Catholic emergency housing providers in Auckland are struggling to cope with increased demand for shelter as the pandemic continues to wreak havoc on employment.
Monte Cecilia Housing Trust chief executive officer Bernie Smith told NZ Catholic that some people are having to face reduced hours of employment, or are losing their jobs as a result of the first lockdown.
“In the month to two months after the first lockdown, we were having 20-30 inquiries per day for housing. And in the last month to six weeks, it’s dropped back to ten to 15 inquiries a day,” Mr Smith said. “But if we look back 12 months, we were getting ten to 15 inquiries a week.”
De Paul House manager Jan Rutledge said they were getting more inquiries in the second level 3 lockdown last month than they did in March.
“We are up to 26 inquiries and we have a wait–list of 55 families waiting for a place with us. Some of those pre-dated this particular resurgence,” said Ms Rutledge.
Both said the increase in demand is not surprising, given that the housing crisis predates the pandemic.
Figures released by the Ministry of Social Development showed the number of applicants on the Housing Register was 18,520 as of June 30, an increase of 50.4 per cent as against the same time last year.
Mr Smith said that, after the first lockdown, the trust has assessed 200 families, with another 100 families waiting to be allocated a social worker so that they can be assessed.
“So that is two to three hundred families waiting on a housing solution, [for] long–term, safe, secure, warm and sustainable housing. That’s not counting 150 families we already have in our transitional housing properties. That’s just for Monte Cecilia,” he said.
Ms Rutledge said De Paul House is seeing a new set of clients, based on what they are seeing of the people who are seeking their help.
“We’re probably yet to see the worst of it. Our clients are still beneficiaries–based. But I think we’re going to get a new cohort,” she said. “We have provided food parcels to a slightly new client base, but they haven’t yet come to emergency housing.”
“I think we haven’t seen the worst of it. Once the (wage) subsidy does cease, we are going to see a new client base potentially.”
Mr Smith said they are waiting with “bated breath” as to what will happen with the wage subsidy.
“For some businesses, the second lockdown would mean they’ll have to close up shop, which means more people will lose their jobs,” he said.
“We know [the wage subsidy] has been extended, but we haven’t fully seen yet what the Covid impact would be upon our families, particularly those that are living on a day–to–day basis,” he said.
More houses needed
Mr Smith said they project a need for 600 houses in the next 12 months.
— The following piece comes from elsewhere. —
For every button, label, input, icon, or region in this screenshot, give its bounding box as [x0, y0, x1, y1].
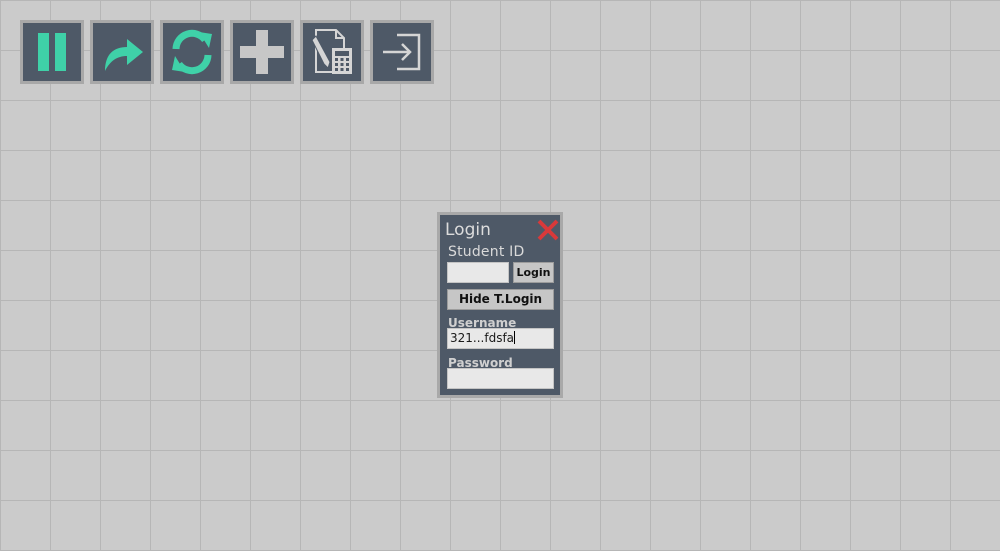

“We’re not growing because we want to grow. We’re growing because of the need. When you get mothers and fathers with little children coming to you, your heart just cries for them,” he said.
He said that, from July 2019 to June 2020, they had 1100 families seeking their support.
“The children connected to those families were 2600. Over 50 per cent of them were 7 years and under,” he said.
“There’s a huge cohort of children that has been traumatised through homelessness, disconnected from school, from social connections, often from their church, because they are transients and trying to have roofs over their heads.”
At the moment, Monte Cecilia Housing Trust has properties from Ranui in West Auckland to Pukekohe in South Auckland, and everywhere in between. The trust is looking at the possibility of building houses for affordable rentals, so that their clients can be housed on a long-term basis.
Mr Smith said Catholics who have invested in rentals can also support them by leasing the property to the trust.
“We would fully manage them, pay the market rent, and that would assist more families to be housed. We take full responsibility, with rents paid 52 weeks of the year,” he said.
Both service providers said they are grateful for the support they are getting from parishes.
Ms Rutledge said that, at level 3, they were limited to receiving only food and linen donations to cut face-to-face contact.
“We’re finding that, in keeping people safe and at home, you have to supply them with food. [Getting food is] particularly challenging if you have young children and you’re a solo parent,” she said.
However, at level 2, they will be reaching out for furniture, as they are short of beds.
Mr Smith said they really appreciate the support from parishes.
“It’s easy to be glass–half–empty. We certainly wouldn’t be where we are today without the support of the many parishes of Auckland [in terms of] volunteers, donations of groceries, financial donations, furnishing donations,” he said.